Anyways... first I physically cut the old condenser fan out and replaced it with a 110 volt 4" muffin fan from a surplus store, wired directly to the compressor. That's the end of the stupid motherboard and expensive fan problem although when I tested the original fan it was ok, So it's a bad motherboard. That fixed the 24/7 compressor running. But the fridge was still on the blink temperature-wise as obviously the motherboard has some problems. So I got an Omega C9000a thermocouple-temperature controller from the eebayyy place and wired it and a solid state relay to control the compressor, totally bypassing the refrigerator's control of the compressor.
That fixed the temperature problems in the fridge, but next I found that the motorized damper that shuttles cold air to the fridge (also controlled by the motherboard) was staying shut. The result was that the I couldn't get a good balance between the freezer and the fridge, because that balance is controlled by the motherboard.

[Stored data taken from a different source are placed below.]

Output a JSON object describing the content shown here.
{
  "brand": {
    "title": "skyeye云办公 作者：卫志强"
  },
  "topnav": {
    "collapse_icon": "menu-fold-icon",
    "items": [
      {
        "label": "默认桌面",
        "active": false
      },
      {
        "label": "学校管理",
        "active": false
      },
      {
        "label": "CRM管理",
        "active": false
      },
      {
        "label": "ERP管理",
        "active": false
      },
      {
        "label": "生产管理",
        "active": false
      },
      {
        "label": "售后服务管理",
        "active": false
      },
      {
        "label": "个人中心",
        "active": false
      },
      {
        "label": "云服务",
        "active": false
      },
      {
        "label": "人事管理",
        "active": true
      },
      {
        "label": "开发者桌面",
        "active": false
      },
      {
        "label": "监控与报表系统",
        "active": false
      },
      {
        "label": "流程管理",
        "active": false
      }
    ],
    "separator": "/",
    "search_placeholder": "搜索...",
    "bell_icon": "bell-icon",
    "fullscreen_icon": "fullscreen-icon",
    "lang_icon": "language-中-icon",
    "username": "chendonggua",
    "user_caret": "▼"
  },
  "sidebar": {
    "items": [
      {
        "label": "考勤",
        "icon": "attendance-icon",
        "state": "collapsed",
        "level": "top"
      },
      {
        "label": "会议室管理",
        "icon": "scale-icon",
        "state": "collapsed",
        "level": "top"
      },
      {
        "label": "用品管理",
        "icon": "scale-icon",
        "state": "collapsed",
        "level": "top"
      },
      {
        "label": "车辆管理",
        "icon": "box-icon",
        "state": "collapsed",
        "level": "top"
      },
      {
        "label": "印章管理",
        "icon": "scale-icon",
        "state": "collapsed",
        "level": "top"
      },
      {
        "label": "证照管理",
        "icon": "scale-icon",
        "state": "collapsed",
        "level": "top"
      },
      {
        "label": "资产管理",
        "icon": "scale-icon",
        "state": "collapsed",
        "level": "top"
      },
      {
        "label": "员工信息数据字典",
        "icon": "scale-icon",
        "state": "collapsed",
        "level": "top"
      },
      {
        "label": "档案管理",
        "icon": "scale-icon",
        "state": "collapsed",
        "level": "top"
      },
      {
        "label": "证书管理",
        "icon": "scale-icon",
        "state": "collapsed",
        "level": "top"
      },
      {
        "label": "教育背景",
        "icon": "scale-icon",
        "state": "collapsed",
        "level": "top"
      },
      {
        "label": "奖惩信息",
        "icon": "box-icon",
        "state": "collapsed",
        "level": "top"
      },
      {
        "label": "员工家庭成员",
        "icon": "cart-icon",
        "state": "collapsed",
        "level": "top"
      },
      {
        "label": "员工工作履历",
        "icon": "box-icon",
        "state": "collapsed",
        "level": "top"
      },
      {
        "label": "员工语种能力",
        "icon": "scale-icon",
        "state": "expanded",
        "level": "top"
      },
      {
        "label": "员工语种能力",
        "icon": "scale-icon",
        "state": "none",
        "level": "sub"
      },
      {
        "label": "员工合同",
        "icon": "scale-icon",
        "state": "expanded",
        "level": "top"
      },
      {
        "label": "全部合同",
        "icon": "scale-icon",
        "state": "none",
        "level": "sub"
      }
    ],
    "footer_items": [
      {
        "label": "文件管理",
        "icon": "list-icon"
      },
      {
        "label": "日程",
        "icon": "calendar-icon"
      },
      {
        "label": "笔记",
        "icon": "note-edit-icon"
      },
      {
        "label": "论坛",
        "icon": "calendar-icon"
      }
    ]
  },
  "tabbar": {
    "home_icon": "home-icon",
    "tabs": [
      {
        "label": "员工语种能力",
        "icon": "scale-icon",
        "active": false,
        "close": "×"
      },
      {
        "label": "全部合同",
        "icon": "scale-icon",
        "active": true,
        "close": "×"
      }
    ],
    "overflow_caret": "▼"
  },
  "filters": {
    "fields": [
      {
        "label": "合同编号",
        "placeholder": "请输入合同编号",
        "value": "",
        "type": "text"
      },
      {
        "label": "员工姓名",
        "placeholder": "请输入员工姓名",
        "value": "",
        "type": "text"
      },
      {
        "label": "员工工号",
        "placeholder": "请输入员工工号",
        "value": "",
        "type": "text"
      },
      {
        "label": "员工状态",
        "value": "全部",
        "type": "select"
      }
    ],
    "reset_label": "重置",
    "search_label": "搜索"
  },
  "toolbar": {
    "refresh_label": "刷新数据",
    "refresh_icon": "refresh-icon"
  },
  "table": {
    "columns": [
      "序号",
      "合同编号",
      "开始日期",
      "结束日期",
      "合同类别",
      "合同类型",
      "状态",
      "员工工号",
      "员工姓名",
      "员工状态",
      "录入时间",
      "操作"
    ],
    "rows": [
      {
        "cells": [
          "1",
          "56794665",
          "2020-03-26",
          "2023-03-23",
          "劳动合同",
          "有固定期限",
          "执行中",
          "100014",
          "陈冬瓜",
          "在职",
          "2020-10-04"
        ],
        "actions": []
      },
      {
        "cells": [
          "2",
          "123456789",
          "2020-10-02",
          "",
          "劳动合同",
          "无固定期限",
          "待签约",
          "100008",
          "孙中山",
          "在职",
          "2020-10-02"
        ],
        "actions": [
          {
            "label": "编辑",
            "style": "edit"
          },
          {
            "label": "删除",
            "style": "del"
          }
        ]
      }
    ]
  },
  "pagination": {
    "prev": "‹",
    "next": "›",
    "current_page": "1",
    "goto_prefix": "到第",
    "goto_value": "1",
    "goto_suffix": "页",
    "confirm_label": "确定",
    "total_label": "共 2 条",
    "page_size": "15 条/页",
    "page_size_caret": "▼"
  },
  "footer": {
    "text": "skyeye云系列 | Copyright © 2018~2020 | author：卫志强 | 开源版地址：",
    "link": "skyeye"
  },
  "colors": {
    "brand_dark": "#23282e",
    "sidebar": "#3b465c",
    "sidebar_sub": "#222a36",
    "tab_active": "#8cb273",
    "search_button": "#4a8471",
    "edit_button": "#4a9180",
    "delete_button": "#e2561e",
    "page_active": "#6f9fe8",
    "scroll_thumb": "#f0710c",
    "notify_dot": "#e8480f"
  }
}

As of yesterday I'd had it. I REFUSE to pay some repair guy mega- hundred bucks to replace a board that will probably fail again, and I havn't found the exact board online. And I don't want to drive my tractor over this fridge and get a new one, although it sounds like a deliciously tempting idea....
So today I changed the whole game. I talked my wife into swappping our spare fridge in the other room for an upright freezer, and letting me modify this fridge so the freezer compartment would become a refrigerated compartment for the lettuce and veggies instead of a freezer. She said ok.
Here's what I have done:
The compressor is now controlled solely by the Omron temperature controller, and the motherboard has been unhooked from it entirely.
The condenser fan is a120 volt muffin fan that is hooked across the compressor circuit.
The internal fan (that blows cold air around) is now hooked to a little 12 volt power supply that is also hooked to the compressor. So when the Omron tells the compressor to turn on, both fans come on at the same time.
BTW the Omron uses a thermocouple to sense temperature... I drilled a little 1/8" hole thru the back of the fridge into the insides and threaded the thermocouple wire thru it, and siliconed the thermocouple to one of the mid-height shelf brackets. This way it has some thermal inertia attached to it and the act of opening the door won't make the compressor come on immediately, as it would have if the thermocouple was hanging in mid-air.
To convert the freezer to a refrigerator space, I first unplugged the damper motor and stuck it in the open position. Then I plugged two of the three holes in the freezer compartment that air comes out of when the fan's on, thus forcing most of the cold air up into the fridge section. Then I hole-sawed a 3" air-return hole thru the roof of the freezer up to underneath the left hand drawer, so now there's a good flow of cold air from the fan into the fridge, back down into the freezer compartment thru my new hole, and around again.
The last bug might have been the defroster, because it's also controlled by the nasty motheroard, so I unhooked it too, got a motorized defrost timer from the local appliance parts store, and hooked it up.
As of today, the entire machine is controlled by the Omron and the defrost timer, and due to the changes I made the freezer and fridge sections now stay at exactly the same temperature. Bad-old motherboard still runs the temperature displays and makes the fridge go beep beep when you leave the doors open, but that's about all.
So now we have a gigantic happy fridge-only, and a separate upright freezer in the other room (omygosh with SHELVES), and I serioulsly doubt I'll ever have another problem with GE's poorly designed electronics!!